# Installing a Dust Collection System



## JWG (Jan 26, 2015)

I'm new to the site. It looks like it will be helpful and useful. I am getting ready to install a dust collection system. The best way it looks to make a clean install is to run the pipes under the floor and pop them up through the floor where I need them. Response(s)?


----------



## Steve Neul (Sep 2, 2011)

We would need to know the size of the dust collector you have and the amount of piping. The more and size piping you intend to install the bigger dust collector you will need.


----------



## ORBlackFZ1 (Dec 25, 2013)

It also helps to know what equipment you are planning on running and where the equipment will be positioned in your shop. 

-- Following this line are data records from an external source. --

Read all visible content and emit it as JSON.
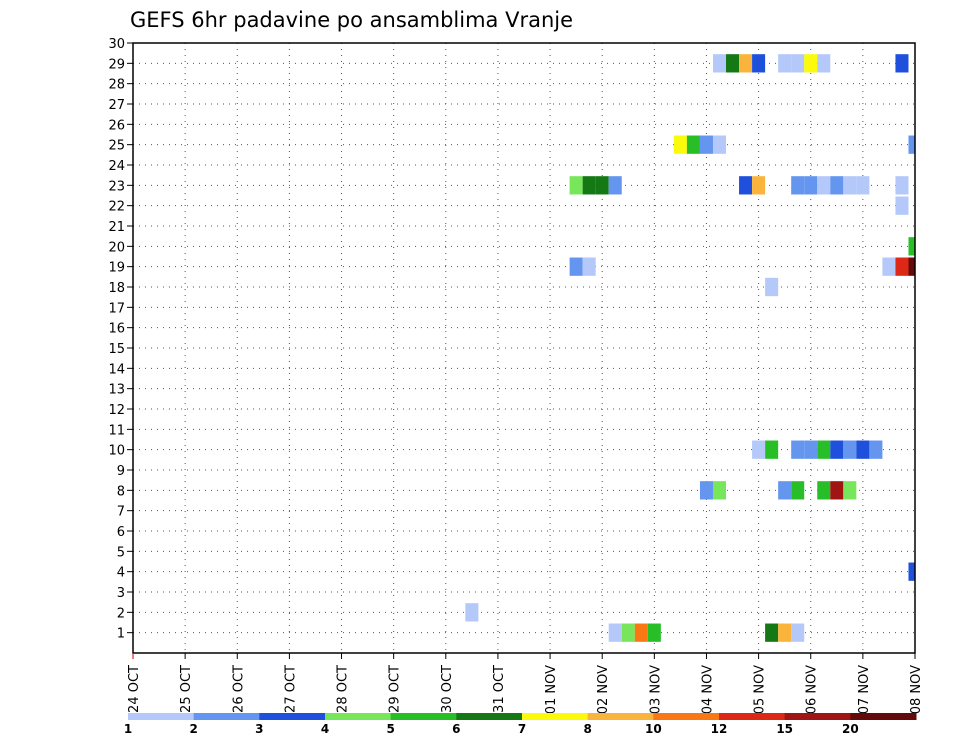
{
  "chart_data": {
    "type": "heatmap",
    "title": "GEFS 6hr padavine po ansamblima Vranje",
    "xlabel": "",
    "ylabel": "",
    "x_tick_labels": [
      "24 OCT",
      "25 OCT",
      "26 OCT",
      "27 OCT",
      "28 OCT",
      "29 OCT",
      "30 OCT",
      "31 OCT",
      "01 NOV",
      "02 NOV",
      "03 NOV",
      "04 NOV",
      "05 NOV",
      "06 NOV",
      "07 NOV",
      "08 NOV"
    ],
    "x_range_days": [
      0,
      15
    ],
    "y_range": [
      0,
      30
    ],
    "y_ticks": [
      1,
      2,
      3,
      4,
      5,
      6,
      7,
      8,
      9,
      10,
      11,
      12,
      13,
      14,
      15,
      16,
      17,
      18,
      19,
      20,
      21,
      22,
      23,
      24,
      25,
      26,
      27,
      28,
      29,
      30
    ],
    "grid": true,
    "step_hours": 6,
    "legend_position": "bottom",
    "legend": {
      "thresholds": [
        "1",
        "2",
        "3",
        "4",
        "5",
        "6",
        "7",
        "8",
        "10",
        "12",
        "15",
        "20"
      ],
      "colors": [
        "#b4c8fa",
        "#6496f0",
        "#1e50dc",
        "#78e65a",
        "#28be28",
        "#147814",
        "#fafa0a",
        "#fab43c",
        "#fa7814",
        "#dc2814",
        "#a01414",
        "#640a0a"
      ]
    },
    "cells": [
      {
        "member": 29,
        "day": 11.25,
        "level": 0
      },
      {
        "member": 29,
        "day": 11.5,
        "level": 5
      },
      {
        "member": 29,
        "day": 11.75,
        "level": 7
      },
      {
        "member": 29,
        "day": 12.0,
        "level": 2
      },
      {
        "member": 29,
        "day": 12.5,
        "level": 0
      },
      {
        "member": 29,
        "day": 12.75,
        "level": 0
      },
      {
        "member": 29,
        "day": 13.0,
        "level": 6
      },
      {
        "member": 29,
        "day": 13.25,
        "level": 0
      },
      {
        "member": 29,
        "day": 14.75,
        "level": 2
      },
      {
        "member": 25,
        "day": 10.5,
        "level": 6
      },
      {
        "member": 25,
        "day": 10.75,
        "level": 4
      },
      {
        "member": 25,
        "day": 11.0,
        "level": 1
      },
      {
        "member": 25,
        "day": 11.25,
        "level": 0
      },
      {
        "member": 25,
        "day": 15.0,
        "level": 1
      },
      {
        "member": 23,
        "day": 8.5,
        "level": 3
      },
      {
        "member": 23,
        "day": 8.75,
        "level": 5
      },
      {
        "member": 23,
        "day": 9.0,
        "level": 5
      },
      {
        "member": 23,
        "day": 9.25,
        "level": 1
      },
      {
        "member": 23,
        "day": 11.75,
        "level": 2
      },
      {
        "member": 23,
        "day": 12.0,
        "level": 7
      },
      {
        "member": 23,
        "day": 12.75,
        "level": 1
      },
      {
        "member": 23,
        "day": 13.0,
        "level": 1
      },
      {
        "member": 23,
        "day": 13.25,
        "level": 0
      },
      {
        "member": 23,
        "day": 13.5,
        "level": 1
      },
      {
        "member": 23,
        "day": 13.75,
        "level": 0
      },
      {
        "member": 23,
        "day": 14.0,
        "level": 0
      },
      {
        "member": 23,
        "day": 14.75,
        "level": 0
      },
      {
        "member": 22,
        "day": 14.75,
        "level": 0
      },
      {
        "member": 20,
        "day": 15.0,
        "level": 4
      },
      {
        "member": 19,
        "day": 8.5,
        "level": 1
      },
      {
        "member": 19,
        "day": 8.75,
        "level": 0
      },
      {
        "member": 19,
        "day": 14.5,
        "level": 0
      },
      {
        "member": 19,
        "day": 14.75,
        "level": 9
      },
      {
        "member": 19,
        "day": 15.0,
        "level": 11
      },
      {
        "member": 18,
        "day": 12.25,
        "level": 0
      },
      {
        "member": 10,
        "day": 12.0,
        "level": 0
      },
      {
        "member": 10,
        "day": 12.25,
        "level": 4
      },
      {
        "member": 10,
        "day": 12.75,
        "level": 1
      },
      {
        "member": 10,
        "day": 13.0,
        "level": 1
      },
      {
        "member": 10,
        "day": 13.25,
        "level": 4
      },
      {
        "member": 10,
        "day": 13.5,
        "level": 2
      },
      {
        "member": 10,
        "day": 13.75,
        "level": 1
      },
      {
        "member": 10,
        "day": 14.0,
        "level": 2
      },
      {
        "member": 10,
        "day": 14.25,
        "level": 1
      },
      {
        "member": 8,
        "day": 11.0,
        "level": 1
      },
      {
        "member": 8,
        "day": 11.25,
        "level": 3
      },
      {
        "member": 8,
        "day": 12.5,
        "level": 1
      },
      {
        "member": 8,
        "day": 12.75,
        "level": 4
      },
      {
        "member": 8,
        "day": 13.25,
        "level": 4
      },
      {
        "member": 8,
        "day": 13.5,
        "level": 10
      },
      {
        "member": 8,
        "day": 13.75,
        "level": 3
      },
      {
        "member": 4,
        "day": 15.0,
        "level": 2
      },
      {
        "member": 2,
        "day": 6.5,
        "level": 0
      },
      {
        "member": 1,
        "day": 9.25,
        "level": 0
      },
      {
        "member": 1,
        "day": 9.5,
        "level": 3
      },
      {
        "member": 1,
        "day": 9.75,
        "level": 8
      },
      {
        "member": 1,
        "day": 10.0,
        "level": 4
      },
      {
        "member": 1,
        "day": 12.25,
        "level": 5
      },
      {
        "member": 1,
        "day": 12.5,
        "level": 7
      },
      {
        "member": 1,
        "day": 12.75,
        "level": 0
      }
    ]
  }
}
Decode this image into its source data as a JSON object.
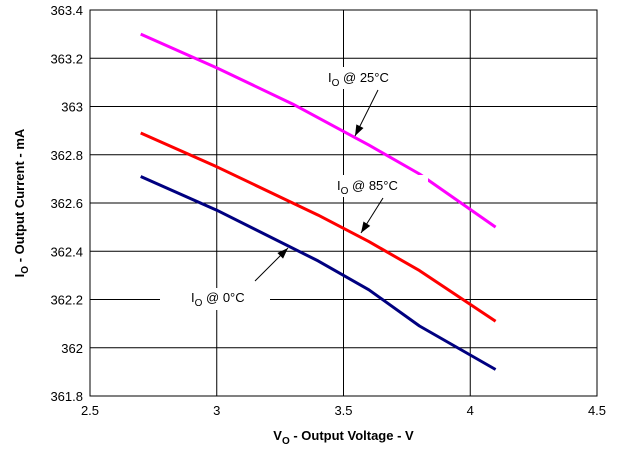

Here is a thread that I started, that has some good references in it:

http://www.woodworkingtalk.com/f32/dust-collection-references-65642/

It is a good place to start your dust collection "journey".
Eric


----------



## epicfail48 (Mar 27, 2014)

Im assuming you have a crawl-space or similar below the floor. Personally, id say go with dropping runs from the ceiling. Reason being if you decide to move a tool down the road its easy to re-position a pipe on the ceiling, whereas moving a pipe on the floor ends with a nice hole in the floor. Theres also the risk ov water/pets/small children getting sucked into the system in the floor


----------